Lumières / Sophie Lepoutre Éclairagiste et régisseur général. Elle est travaille principalement pour les créations du Jeune Théâtre International mises en scène par Philippe Asselin (basé à Valenciennes) et occasionnellement pour des artistes comme Pascal Crochet, Thierry Zaboitzeff, Robert Cordier, Boritz Charmatz, ou encore Fanadeep. Elle est aussi régisseur général de l’Espace Pasolini, lieu alternatif situé à Valenciennes qui organise les festivals Lignes de Corps, Carrefour International et fait partie du Next International Arts Festival (France-Belgique). Elle mène également un travail de recherche autour du son et de la vidéo en collaborant avec Jean-Luc Ducourt et Kasper T. Toeplitz pour les créations Gongs et Métal Miroir Voix.

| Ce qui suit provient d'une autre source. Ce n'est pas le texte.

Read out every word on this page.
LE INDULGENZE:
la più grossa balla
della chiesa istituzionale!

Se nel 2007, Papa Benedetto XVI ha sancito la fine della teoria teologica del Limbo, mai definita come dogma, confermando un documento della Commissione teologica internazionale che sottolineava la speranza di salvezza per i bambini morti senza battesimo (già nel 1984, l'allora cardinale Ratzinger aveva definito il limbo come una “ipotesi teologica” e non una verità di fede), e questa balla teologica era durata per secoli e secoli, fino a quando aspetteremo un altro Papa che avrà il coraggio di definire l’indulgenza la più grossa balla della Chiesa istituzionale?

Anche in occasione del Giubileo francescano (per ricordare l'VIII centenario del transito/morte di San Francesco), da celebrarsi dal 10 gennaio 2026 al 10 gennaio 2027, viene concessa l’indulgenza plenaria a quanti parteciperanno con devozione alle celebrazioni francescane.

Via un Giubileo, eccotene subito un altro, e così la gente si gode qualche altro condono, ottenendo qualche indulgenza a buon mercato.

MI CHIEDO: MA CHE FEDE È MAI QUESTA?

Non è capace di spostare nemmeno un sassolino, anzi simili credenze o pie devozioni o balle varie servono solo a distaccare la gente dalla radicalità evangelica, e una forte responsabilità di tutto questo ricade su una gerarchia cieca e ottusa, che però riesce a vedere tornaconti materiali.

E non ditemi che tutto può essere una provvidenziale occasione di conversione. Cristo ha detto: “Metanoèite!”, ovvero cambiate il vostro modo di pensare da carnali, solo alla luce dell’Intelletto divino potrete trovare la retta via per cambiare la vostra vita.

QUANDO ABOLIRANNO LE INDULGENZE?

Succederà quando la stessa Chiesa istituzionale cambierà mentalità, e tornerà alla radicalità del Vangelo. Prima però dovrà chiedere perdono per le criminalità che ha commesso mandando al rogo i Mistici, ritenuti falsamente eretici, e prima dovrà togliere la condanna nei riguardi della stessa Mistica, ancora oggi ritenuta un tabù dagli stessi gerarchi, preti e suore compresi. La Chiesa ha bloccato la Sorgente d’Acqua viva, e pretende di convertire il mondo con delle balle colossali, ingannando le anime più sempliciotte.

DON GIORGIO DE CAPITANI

Design sonore et régie / Esteban Fernandez Compositeur, musicien et diffuseur. Son univers évolue entre rock alternatif, musique expérimentale et musique contemporaine. En recherche constante, elle se structure autour d’un travail sur le bruit, la voix, et les synthétiseurs MOOG. Pour la saison 2015/2016, Esteban est en résidence chez ART ZOYD – Centre Transfrontalier de Production et de Création dans le cadre le dispositif DRAC Nord-Pas-de-Calais « Pas à Pas » et est également, depuis peu, artiste associé au laboratoire sonore de l’Espace Pasolini de Valenciennes.

Construction scénographie / Carlos Garcia Godos Caceres Architecte et sculpteur, Il étudie l’architecture à l’université Ricardo Palma à Lima au Pérou. De 2009 à 2012, il y enseigne l’architecture paysagiste comme assistant de Maria Teresa Cervantes. Parallèlement à ses études il intègre le laboratoire d’étude morphologique de Jesus Peña. Il commence également à développer sa recherche en tant que sculpteur en travaillant dans l’atelier «Carlos Galarza» avec les architectes Jesus Peña et Marta Vilela. En 2008, il rejoint le studio d’architecture T-concreto. En 2009, il s’associe avec l’architecte Gonzalo Parodi et créent ensemble leur propre studio d’architecture ARKANART. À partir de 2010, il collabore comme scénographe avec différents metteurs en scène et notamment sur le spectacle «El Jardin» de Gonzalo Benavente, créé au centre culturel de l’Olivar à Lima. En 2012, il rencontre la chorégraphe Muriel Bourdeau et commence une collaboration dans le cadre d’une résidence à Zona 30, centre d’experimentation artistique à Lima. Il s’installe en France en 2014 et développe son travail de sculpteur dans son atelier à Paris. Regard chorégraphique / Muriel Bourdeau Danseuse chorégraphe et vidéaste. Elle a suivi la formation Essais au CNDC d’Angers de 2008 à 2009 puis a été invitée à participer au programme Dance OMI International à New York. Son travail de recherche s’articule entre la performance, l’installation et la vidéo sur la notion même de représentation. Ses projets solo (BOX, QCM, Autoportrait) sont présentés dans différents lieux et festivals tels que le Festival International de Danse de Stuttgart en Allemagne, la Passerelle de Saint-Brieuc lors d’un plateau pour jeunes chorégraphes, l’Espace Glandier de Montpellier, le Festival 100 dessus-dessous à Paris, le Festival Les Indisciplinés à Paris, et 100% cuerpo à Lima. Sa création Le risque Zéro (n’existe pas) marque le début d’une collaboration avec la plasticienne Sara Favriau et est également la première pièce pour laquelle elle s’entoure d’une équipe de danseurs, laissant pour un temps le format solo. Elle travaille actuellement en collaboration avec le sculpteur et architecte Carlos Garcia Godos Caceres sur différents projets d’installations et de performances.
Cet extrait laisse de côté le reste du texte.